Pasca debat Pilkada DKI II, publik Jakarta semakin mantap menentukan pilihan. Survei LSI menempatkan Ahok teratas, disusul oleh Agus dan di posisi buncit Anies Baswedan. Persaingan antara Agus, Ahok dan Anies untuk merayu warga DKI Jakarta pun dilakukan secara gencar dengan masing-masing pendukung dan para partai. Debat pun menarik perhatian publik. Mendekati pilgub 15 Februari, gambaran dan kecenderungan pemilih semakin tampak. Untuk pemilih akan sangat penting untuk memertimbangkan banyak hal terkait Pilgub DKI Jakarta 2017 ini. Hal ini disebabkan Pilkada DKI adalah barometer Indonesia ke depan dan nasib 9 juta warga DKI dipertaruhkan.

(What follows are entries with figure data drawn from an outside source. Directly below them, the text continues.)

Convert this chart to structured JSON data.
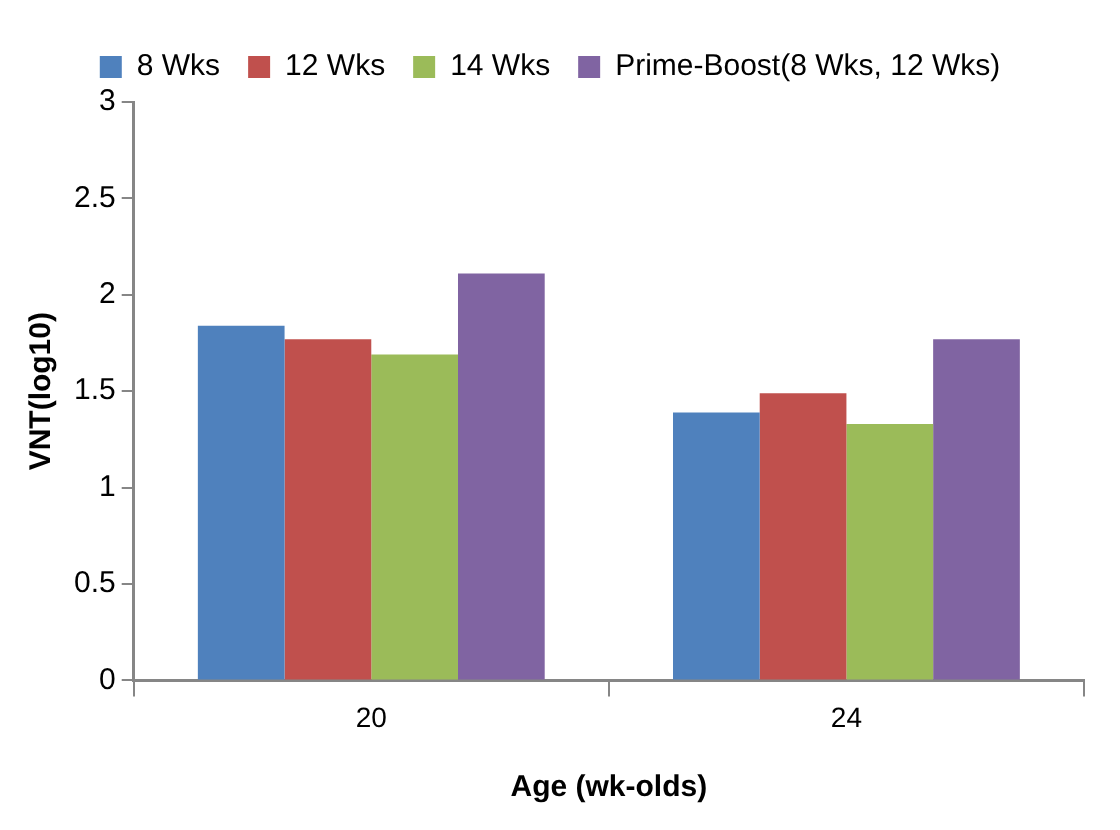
{
  "chart_data": {
    "type": "bar",
    "xlabel": "Age (wk-olds)",
    "ylabel": "VNT(log10)",
    "categories": [
      "20",
      "24"
    ],
    "series": [
      {
        "name": "8 Wks",
        "color": "#4f81bd",
        "values": [
          1.84,
          1.39
        ]
      },
      {
        "name": "12 Wks",
        "color": "#c0504d",
        "values": [
          1.77,
          1.49
        ]
      },
      {
        "name": "14 Wks",
        "color": "#9bbb59",
        "values": [
          1.69,
          1.33
        ]
      },
      {
        "name": "Prime-Boost(8 Wks, 12 Wks)",
        "color": "#8064a2",
        "values": [
          2.11,
          1.77
        ]
      }
    ],
    "ylim": [
      0,
      3
    ],
    "yticks": [
      0,
      0.5,
      1,
      1.5,
      2,
      2.5,
      3
    ],
    "grid": false,
    "legend": "top"
  }
}
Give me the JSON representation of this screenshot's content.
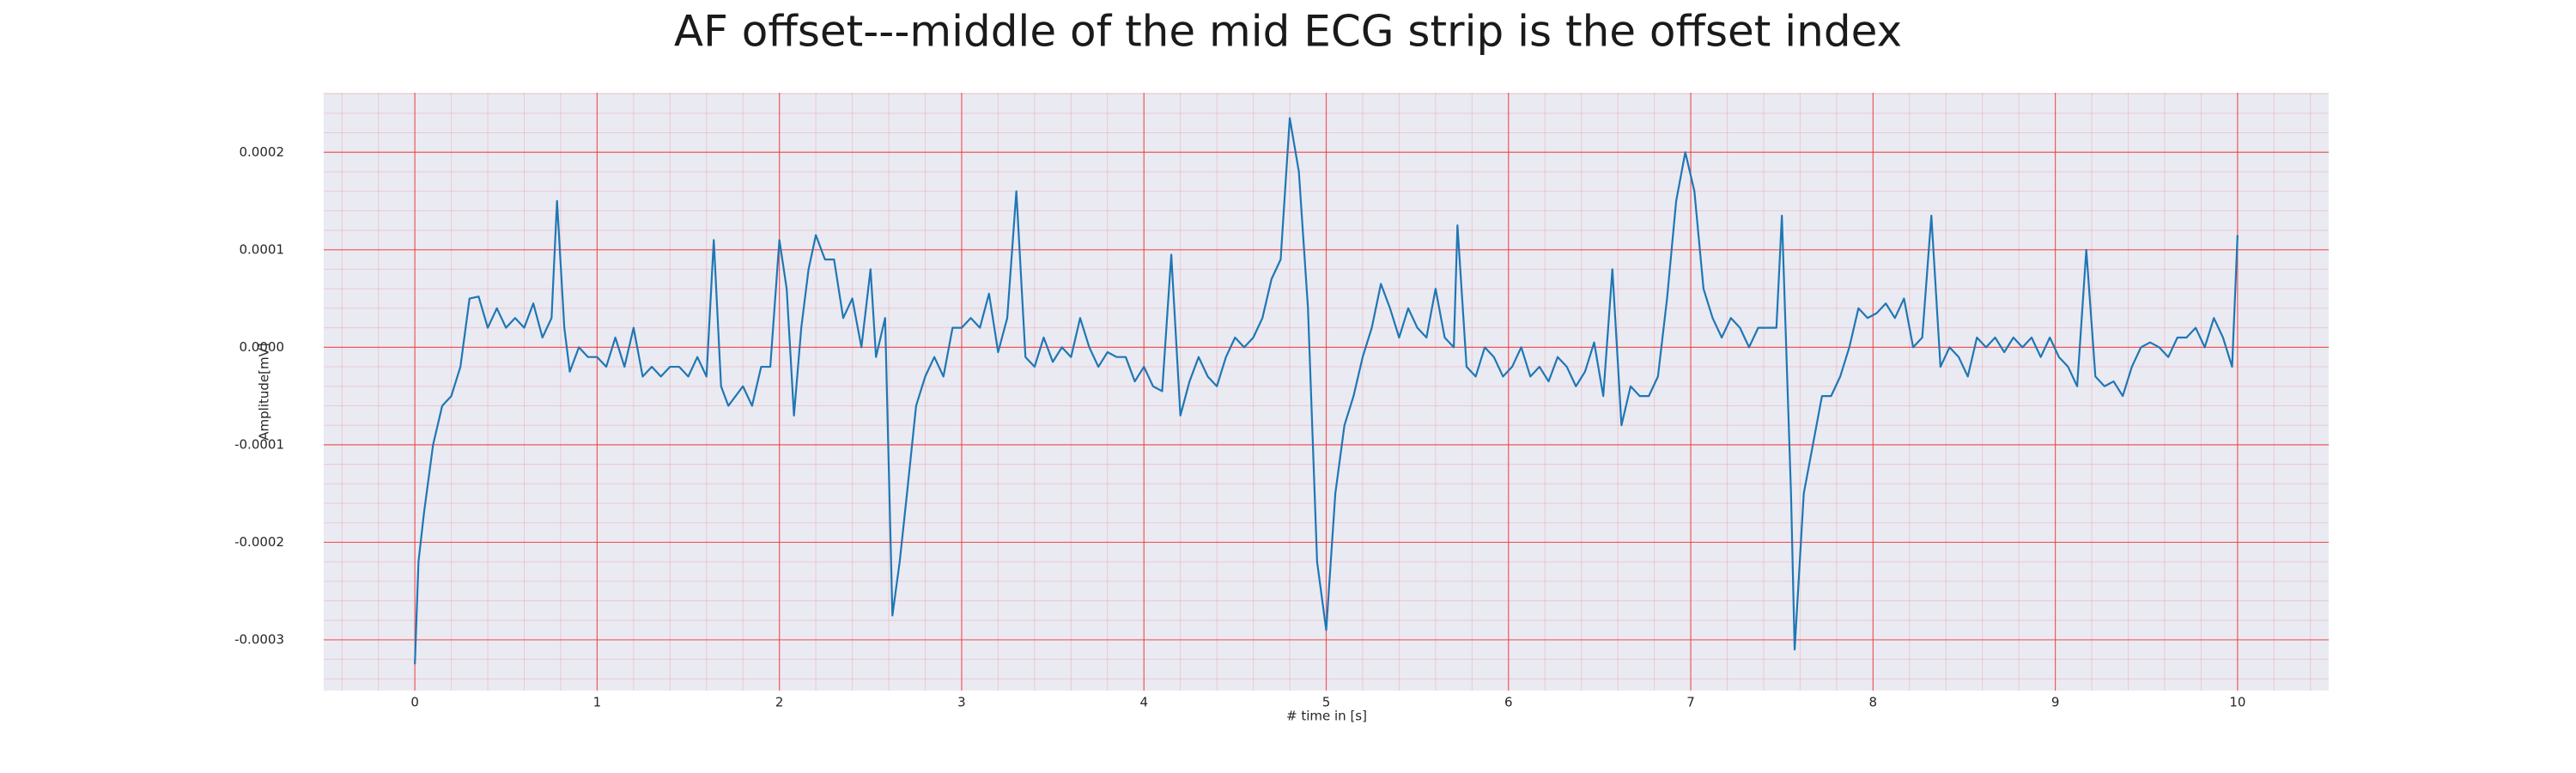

Mari kita telaah kecenderungan peta kekuatan saat ini dan prediksi politik-hukum terkait persaingan Pilgub DKI Jakarta dengan SBY sebagai pendorong Agus dan kasus Ahok yang didukung partai nasionalis PDIP serta Anies yang memanfaatkan FPI sebagai pendukung utama dan partai agama PKS dengan hati gembira ria riang senang bahagia suka-cita tertawa menari menyanyi menertawai SBY senantiasa selamanya.
Latar belakang dan utama para penantang Ahok muncul adalah godaan uang anggaran APBD DKI Jakarta yang Rp 70-an triliun. Maka SBY bersemangat mendorong anaknya jadi gubernur dengan kendaraan tradisional partai nasionalis Demokrat dan PAN, sekondan abadi karena keterkaitan dengan besanan Hatta-SBY.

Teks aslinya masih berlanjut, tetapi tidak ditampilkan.